Behavioral Interview Guide

Tell Me About Yourself (Investment Banking)

This opening question is not small talk. Interviewers use it to test how clearly you think, how well you prioritize relevant information, and whether your story logically leads to investment banking.

Answer window: 60-90 sec Focus: narrative + role fit Signal: maturity and clarity

What Interviewers Are Testing

In banking interviews, this opener tells the team how you frame information under pressure. Most candidates over-explain background details and under-explain why they are ready for analyst work. Interviewers want to hear a focused arc: what you have done, what you learned, and why that naturally points to this role now.

A high-quality answer shows three things at once: first, you understand your own trajectory; second, your experiences are relevant to execution-heavy deal work; third, your motivation for banking is specific, not generic prestige language. If your answer drifts into autobiography with no role linkage, interviewers often conclude that later behavioral answers will be equally unfocused.

How to Structure the Answer

  1. Present: where you are now and your current objective in one sentence.
  2. Past: two relevant experiences that built your finance toolkit.
  3. Pivot: what those experiences taught you about banking fit.
  4. Future: why this role and this timing make sense now.

Keep each block short. The goal is not to sound dramatic; the goal is to sound organized, selective, and practical. Interviewers should be able to repeat your story in one line after you finish.

Worked Example Answer

"I am currently a senior majoring in economics, and I have focused my recruiting on investment banking because I want to build a strong transaction execution foundation early in my career.

Over the past two years, I completed one valuation-focused internship and one transaction support internship. In the first role, I built operating models and comparable company analysis for mid-market clients. In the second, I supported diligence workstreams and learned how timeline pressure affects decision quality across teams.

Those experiences showed me that I perform best in fast, detail-intensive environments where analytical quality and communication speed both matter. That is why I am pursuing banking now, and why this role is the right next step for me."

How to Calculate Answer Quality

  • Relevance score: Do all story elements connect to analyst responsibilities?
  • Clarity score: Can the listener understand your trajectory in under 90 seconds?
  • Credibility score: Do your examples include concrete responsibilities, not vague claims?
  • Motivation score: Is your Why Banking specific and professionally grounded?

If your answer sounds polished but could fit ten unrelated jobs, the motivation signal is weak.

Common Mistakes and Fixes

Mistake: starting too early with personal history and losing time.

Fix: start from your most relevant current stage and move forward.

Mistake: listing achievements without role connection.

Fix: link each experience to execution, analysis, or communication skills used in banking.

Mistake: ending without a clear next-step statement.

Fix: close with one sentence on why this role now.

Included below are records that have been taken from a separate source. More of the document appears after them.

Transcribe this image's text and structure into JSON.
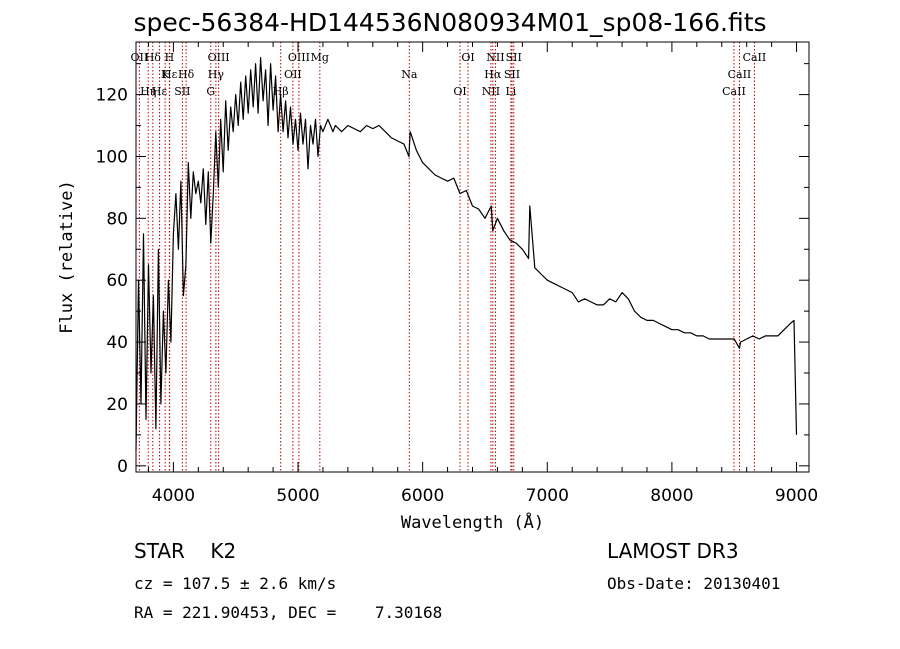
{
  "chart_data": {
    "type": "line",
    "title": "spec-56384-HD144536N080934M01_sp08-166.fits",
    "xlabel": "Wavelength (Å)",
    "ylabel": "Flux (relative)",
    "xlim": [
      3700,
      9100
    ],
    "ylim": [
      -2,
      137
    ],
    "xticks": [
      4000,
      5000,
      6000,
      7000,
      8000,
      9000
    ],
    "yticks": [
      0,
      20,
      40,
      60,
      80,
      100,
      120
    ],
    "grid": false,
    "series": [
      {
        "name": "flux",
        "x": [
          3700,
          3720,
          3740,
          3760,
          3780,
          3800,
          3820,
          3840,
          3860,
          3880,
          3900,
          3920,
          3940,
          3960,
          3980,
          4000,
          4020,
          4040,
          4060,
          4080,
          4100,
          4120,
          4140,
          4160,
          4180,
          4200,
          4220,
          4240,
          4260,
          4280,
          4300,
          4320,
          4340,
          4360,
          4380,
          4400,
          4420,
          4440,
          4460,
          4480,
          4500,
          4520,
          4540,
          4560,
          4580,
          4600,
          4620,
          4640,
          4660,
          4680,
          4700,
          4720,
          4740,
          4760,
          4780,
          4800,
          4820,
          4840,
          4860,
          4880,
          4900,
          4920,
          4940,
          4960,
          4980,
          5000,
          5020,
          5040,
          5060,
          5080,
          5100,
          5120,
          5140,
          5160,
          5180,
          5200,
          5220,
          5240,
          5260,
          5280,
          5300,
          5350,
          5400,
          5450,
          5500,
          5550,
          5600,
          5650,
          5700,
          5750,
          5800,
          5850,
          5890,
          5900,
          5950,
          6000,
          6050,
          6100,
          6150,
          6200,
          6250,
          6300,
          6350,
          6400,
          6450,
          6500,
          6550,
          6563,
          6600,
          6650,
          6700,
          6750,
          6800,
          6850,
          6860,
          6900,
          6950,
          7000,
          7050,
          7100,
          7150,
          7200,
          7250,
          7300,
          7350,
          7400,
          7450,
          7500,
          7550,
          7600,
          7650,
          7700,
          7750,
          7800,
          7850,
          7900,
          7950,
          8000,
          8050,
          8100,
          8150,
          8200,
          8250,
          8300,
          8350,
          8400,
          8450,
          8500,
          8542,
          8550,
          8600,
          8650,
          8700,
          8750,
          8800,
          8850,
          8900,
          8950,
          8980,
          9000
        ],
        "y": [
          5,
          60,
          20,
          75,
          15,
          65,
          30,
          55,
          12,
          70,
          20,
          50,
          30,
          60,
          40,
          75,
          88,
          70,
          92,
          55,
          65,
          98,
          80,
          95,
          88,
          92,
          85,
          96,
          78,
          95,
          72,
          88,
          108,
          90,
          112,
          95,
          118,
          102,
          116,
          108,
          120,
          110,
          124,
          112,
          126,
          114,
          128,
          116,
          130,
          114,
          132,
          118,
          128,
          110,
          130,
          115,
          126,
          108,
          120,
          108,
          118,
          106,
          116,
          104,
          112,
          102,
          114,
          104,
          112,
          96,
          110,
          104,
          112,
          100,
          110,
          108,
          110,
          112,
          110,
          108,
          110,
          108,
          110,
          109,
          108,
          110,
          109,
          110,
          108,
          106,
          105,
          104,
          100,
          108,
          102,
          98,
          96,
          94,
          93,
          92,
          93,
          88,
          89,
          84,
          83,
          80,
          84,
          76,
          80,
          76,
          73,
          72,
          70,
          67,
          84,
          64,
          62,
          60,
          59,
          58,
          57,
          56,
          53,
          54,
          53,
          52,
          52,
          54,
          53,
          56,
          54,
          50,
          48,
          47,
          47,
          46,
          45,
          44,
          44,
          43,
          43,
          42,
          42,
          41,
          41,
          41,
          41,
          41,
          38,
          40,
          41,
          42,
          41,
          42,
          42,
          42,
          44,
          46,
          47,
          10
        ]
      }
    ],
    "lines": [
      {
        "label": "Hδ",
        "wavelength": 3835
      },
      {
        "label": "K",
        "wavelength": 3934
      },
      {
        "label": "Hε",
        "wavelength": 3889
      },
      {
        "label": "OII",
        "wavelength": 3727
      },
      {
        "label": "Hε",
        "wavelength": 3970
      },
      {
        "label": "Hη",
        "wavelength": 3798
      },
      {
        "label": "H",
        "wavelength": 3968
      },
      {
        "label": "Hδ",
        "wavelength": 4102
      },
      {
        "label": "SII",
        "wavelength": 4072
      },
      {
        "label": "OIII",
        "wavelength": 4363
      },
      {
        "label": "Hγ",
        "wavelength": 4341
      },
      {
        "label": "G",
        "wavelength": 4300
      },
      {
        "label": "OIII",
        "wavelength": 5007
      },
      {
        "label": "OII",
        "wavelength": 4959
      },
      {
        "label": "Hβ",
        "wavelength": 4861
      },
      {
        "label": "Mg",
        "wavelength": 5175
      },
      {
        "label": "Na",
        "wavelength": 5893
      },
      {
        "label": "OI",
        "wavelength": 6300
      },
      {
        "label": "OI",
        "wavelength": 6364
      },
      {
        "label": "Hα",
        "wavelength": 6563
      },
      {
        "label": "NII",
        "wavelength": 6548
      },
      {
        "label": "NII",
        "wavelength": 6584
      },
      {
        "label": "SII",
        "wavelength": 6717
      },
      {
        "label": "Li",
        "wavelength": 6708
      },
      {
        "label": "SII",
        "wavelength": 6731
      },
      {
        "label": "CaII",
        "wavelength": 8542
      },
      {
        "label": "CaII",
        "wavelength": 8498
      },
      {
        "label": "CaII",
        "wavelength": 8662
      }
    ]
  },
  "info": {
    "class": "STAR    K2",
    "cz": "cz = 107.5 ± 2.6 km/s",
    "radec": "RA = 221.90453, DEC =    7.30168",
    "survey": "LAMOST DR3",
    "obs_date": "Obs-Date: 20130401"
  }
}
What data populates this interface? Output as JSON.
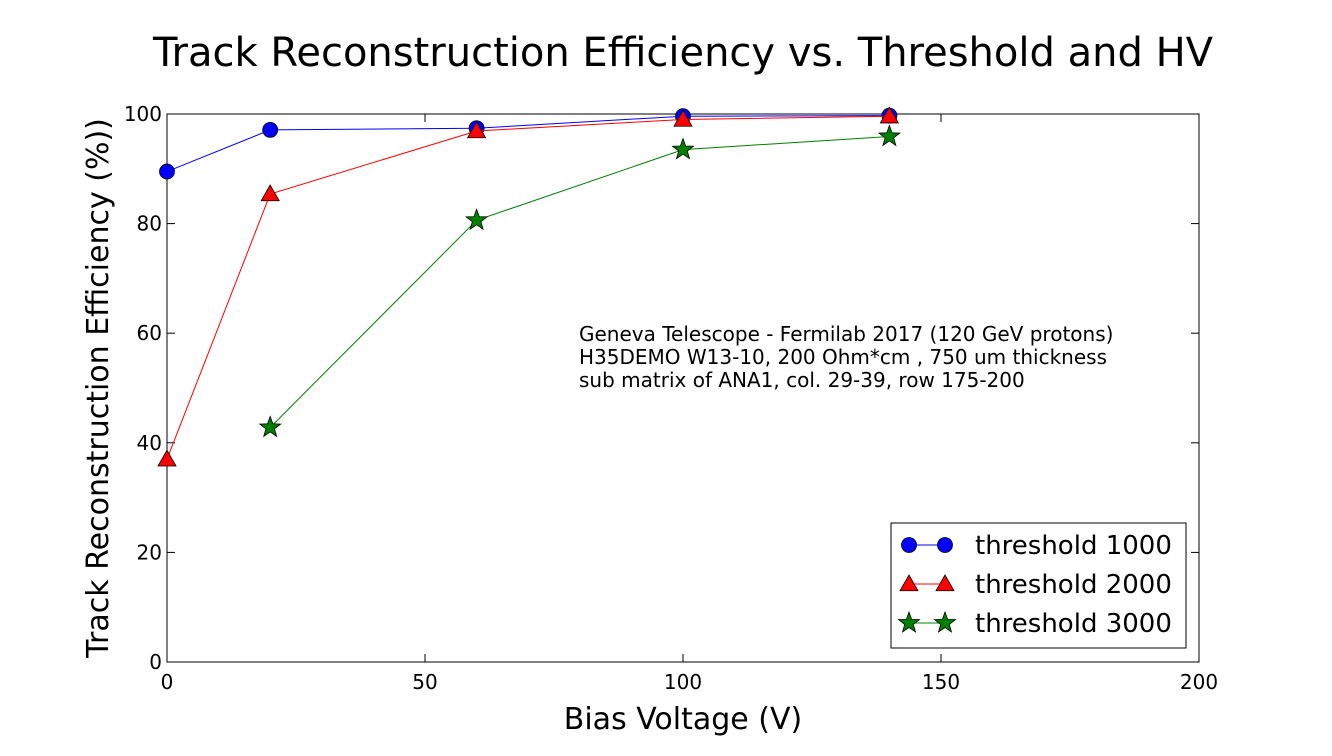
{
  "chart_data": {
    "type": "line",
    "title": "Track Reconstruction Efficiency vs. Threshold and HV",
    "xlabel": "Bias Voltage (V)",
    "ylabel": "Track Reconstruction Efficiency (%))",
    "xlim": [
      0,
      200
    ],
    "ylim": [
      0,
      100
    ],
    "xticks": [
      "0",
      "50",
      "100",
      "150",
      "200"
    ],
    "yticks": [
      "0",
      "20",
      "40",
      "60",
      "80",
      "100"
    ],
    "grid": false,
    "legend_position": "bottom-right",
    "annotation": [
      "Geneva Telescope - Fermilab 2017 (120 GeV protons)",
      "H35DEMO W13-10, 200 Ohm*cm , 750 um thickness",
      "sub matrix of ANA1, col. 29-39, row 175-200"
    ],
    "series": [
      {
        "name": "threshold 1000",
        "color": "#0000ff",
        "marker": "circle",
        "x": [
          0,
          20,
          60,
          100,
          140
        ],
        "y": [
          89.5,
          97.1,
          97.4,
          99.6,
          99.7
        ]
      },
      {
        "name": "threshold 2000",
        "color": "#ff0000",
        "marker": "triangle",
        "x": [
          0,
          20,
          60,
          100,
          140
        ],
        "y": [
          37.0,
          85.4,
          96.9,
          99.0,
          99.6
        ]
      },
      {
        "name": "threshold 3000",
        "color": "#008000",
        "marker": "star",
        "x": [
          20,
          60,
          100,
          140
        ],
        "y": [
          42.8,
          80.6,
          93.5,
          95.9
        ]
      }
    ]
  }
}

Follow-Up Questions You Should Expect

  • Why investment banking versus consulting, corporate finance, or private equity at this stage?
  • Which part of your internship work was most similar to analyst-level execution?
  • What did you learn from a project that did not go as planned?
  • Which sector are you most interested in and why?
  • How have you improved your technical readiness over the last six months?

Build your base answer so these follow-ups feel like natural extensions rather than new stories.

Frequently Asked Questions

How long should Tell me about yourself be in IB interviews?

Target 60 to 90 seconds. Long enough to show fit, short enough to keep room for follow-up questions.

Should I start from high school?

No. Start from the most relevant chapter for banking recruiting and move forward in a focused timeline.

Do I need to mention technical skills here?

Yes, briefly. Mention one or two technical experiences that prove readiness for analyst execution work.

What is the biggest mistake with this question?

Giving a generic life story that does not connect to investment banking role demands.

How can I sound natural instead of scripted?

Use a fixed structure but rewrite in your own language and practice with timed delivery and interruptions.

Your opener should sound directional, not decorative.

Give interviewers a short, role-linked narrative that earns deeper technical questions.